Que faire lorsque la source se tarit ?
Mon père mourut presque un an jour pour jour après cet incident. Ce n’était pas de ma faute, du moins, pas comme on pourrait le suspecter. Il n’avait jamais quitté cet état de paralysie et cessa simplement de respirer dans son sommeil. Du sang, il en avait encore à revendre, je n’y étais donc pour rien. Je ne sais pas depuis combien de temps ma mère avait compris mon petit manège, ni pourquoi elle me laissait faire sans s’interposer — je suppose que c’était la crainte d’être la prochaine — mais quelques jours après l’enterrement, je trouvai un mot sur la table m’ordonnant de quitter cette maison sans quoi elle préviendrait le Ministère.
Ma propre mère.
Je n’avais rien à faire, nulle part où aller, aussi Poudlard s’apparentait-il au meilleur choix. Le seul, en réalité. J’étais suivi de très près, rien de mal ne pouvait se produire. Si ce n’était ce manque qui se faisait grandissant, la conscience d’être constamment dévisagé, ce contrôle si difficile à garder.
J’avais seize ans depuis trois ans quand je décidai de disparaître.
☽ Conor ☾
Ces souvenirs-là sont parmi les plus nébuleux. Conor, c’était comme ça je me présentais le plus souvent. Il y a eu des errances jusqu’à rencontrer ce groupe d’excentriques — et par excentrique j’entends secte — dévoué à un culte quelconque et persuadés d’être des vampires. Soit. Boire leur sang était un rituel que seule la morphine qu’ils avaient introduite dans mon existence parvenait à tempérer. On passait nos journées étendus entre deux addictions et j’avais à portée de main tout ce que je pouvais désirer — je ne désirais pas grand-chose, ça aidait peut-être.
Si c’était à ça que devait ressembler l’éternité, ce n’était pas si mal, non ?
Puis il a fallu qu’une guerre déclenchée en Europe pousse notre groupe à se disperser, la moitié n’étant pas de sang-pur et ayant des familles à retrouver, des devoirs à accomplir, que sais-je encore.

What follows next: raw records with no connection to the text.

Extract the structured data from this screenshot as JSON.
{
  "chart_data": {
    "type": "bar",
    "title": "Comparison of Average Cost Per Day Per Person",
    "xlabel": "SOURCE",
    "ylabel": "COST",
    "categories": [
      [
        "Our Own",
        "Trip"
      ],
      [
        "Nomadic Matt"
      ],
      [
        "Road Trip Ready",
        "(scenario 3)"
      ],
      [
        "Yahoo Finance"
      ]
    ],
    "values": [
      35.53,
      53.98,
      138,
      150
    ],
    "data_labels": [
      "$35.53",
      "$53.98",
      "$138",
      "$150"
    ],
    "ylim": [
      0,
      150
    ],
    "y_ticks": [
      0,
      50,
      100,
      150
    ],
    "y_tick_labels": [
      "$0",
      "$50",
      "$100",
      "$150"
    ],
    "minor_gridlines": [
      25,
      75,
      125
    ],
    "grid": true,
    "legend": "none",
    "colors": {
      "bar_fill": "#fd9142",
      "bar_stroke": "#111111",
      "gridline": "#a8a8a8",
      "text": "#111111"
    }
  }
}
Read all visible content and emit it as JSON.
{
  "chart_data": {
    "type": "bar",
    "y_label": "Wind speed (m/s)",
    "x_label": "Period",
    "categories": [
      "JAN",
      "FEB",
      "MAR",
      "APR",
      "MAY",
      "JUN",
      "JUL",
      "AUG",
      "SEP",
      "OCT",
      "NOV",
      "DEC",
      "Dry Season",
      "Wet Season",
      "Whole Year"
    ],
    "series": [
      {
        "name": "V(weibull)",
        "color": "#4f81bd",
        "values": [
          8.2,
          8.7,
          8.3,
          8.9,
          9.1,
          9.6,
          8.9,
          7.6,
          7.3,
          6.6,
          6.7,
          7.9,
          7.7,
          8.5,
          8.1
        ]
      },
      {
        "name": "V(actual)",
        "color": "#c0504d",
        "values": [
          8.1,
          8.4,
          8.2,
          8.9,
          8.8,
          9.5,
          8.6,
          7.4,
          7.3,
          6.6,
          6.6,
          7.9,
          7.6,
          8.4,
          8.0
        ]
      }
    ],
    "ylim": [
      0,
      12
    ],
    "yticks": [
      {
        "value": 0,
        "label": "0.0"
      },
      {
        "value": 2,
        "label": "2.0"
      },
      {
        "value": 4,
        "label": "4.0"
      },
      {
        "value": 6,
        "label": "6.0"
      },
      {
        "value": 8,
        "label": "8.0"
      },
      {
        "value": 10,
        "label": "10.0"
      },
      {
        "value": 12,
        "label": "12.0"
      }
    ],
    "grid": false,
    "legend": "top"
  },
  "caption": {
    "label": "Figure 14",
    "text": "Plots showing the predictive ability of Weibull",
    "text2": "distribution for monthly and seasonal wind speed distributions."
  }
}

Une fille — je crois que je n’ai jamais su son nom — me proposa de la suivre jusqu’à New-York pour des raisons et par des moyens qui avaient alors du sens, suffisamment pour que je parte avec elle. C’était la toute première fois que je prenais l’avion et je dois bien admettre que c’était tout simplement détestable, pire encore que le transplanage d’escorte. Confort abominable, du bruit à vous détruire les tympans et tout ce sang que je ne pouvais pas boire sous peine de rencontrer très vite de nombreux problèmes. Nous sommes arrivés en Amérique sans que je ne tue personne — notez que ça n’était pas arrivé une seule fois… mais ne parlons pas trop vite — et nous avons rapidement retrouvé nos belles habitudes. Un peu plus de sang à chaque fois, un peu plus de morphine entre les doses, un peu plus instable, beaucoup moins de contrôle.
Alors, il fallait bien que ça arrive.
C’était un vrai gâchis. Il faisait nuit noire lorsque j’ai quitté l’immense appartement où nous vivions depuis notre arrivée ici. Je me souviens parfaitement de cette chemise complètement tâchée de sang et de ce manteau trouvé aux pieds d’une poubelle pour le cacher. Une chose était sûre, il fallait que je disparaisse. C’était facile, dans une si grande ville, de boire du sang de temps en temps. Lorsque mes instincts primaires devenaient trop puissants, je n’avais plus les moyens de faire la fine bouche et de n’accepter que du sang délicat. Ce n’était pas plus mal, personne ne s’intéresse aux sans-abris et certains savaient même très précisément où se procurer quelques doses de morphine à bas prix.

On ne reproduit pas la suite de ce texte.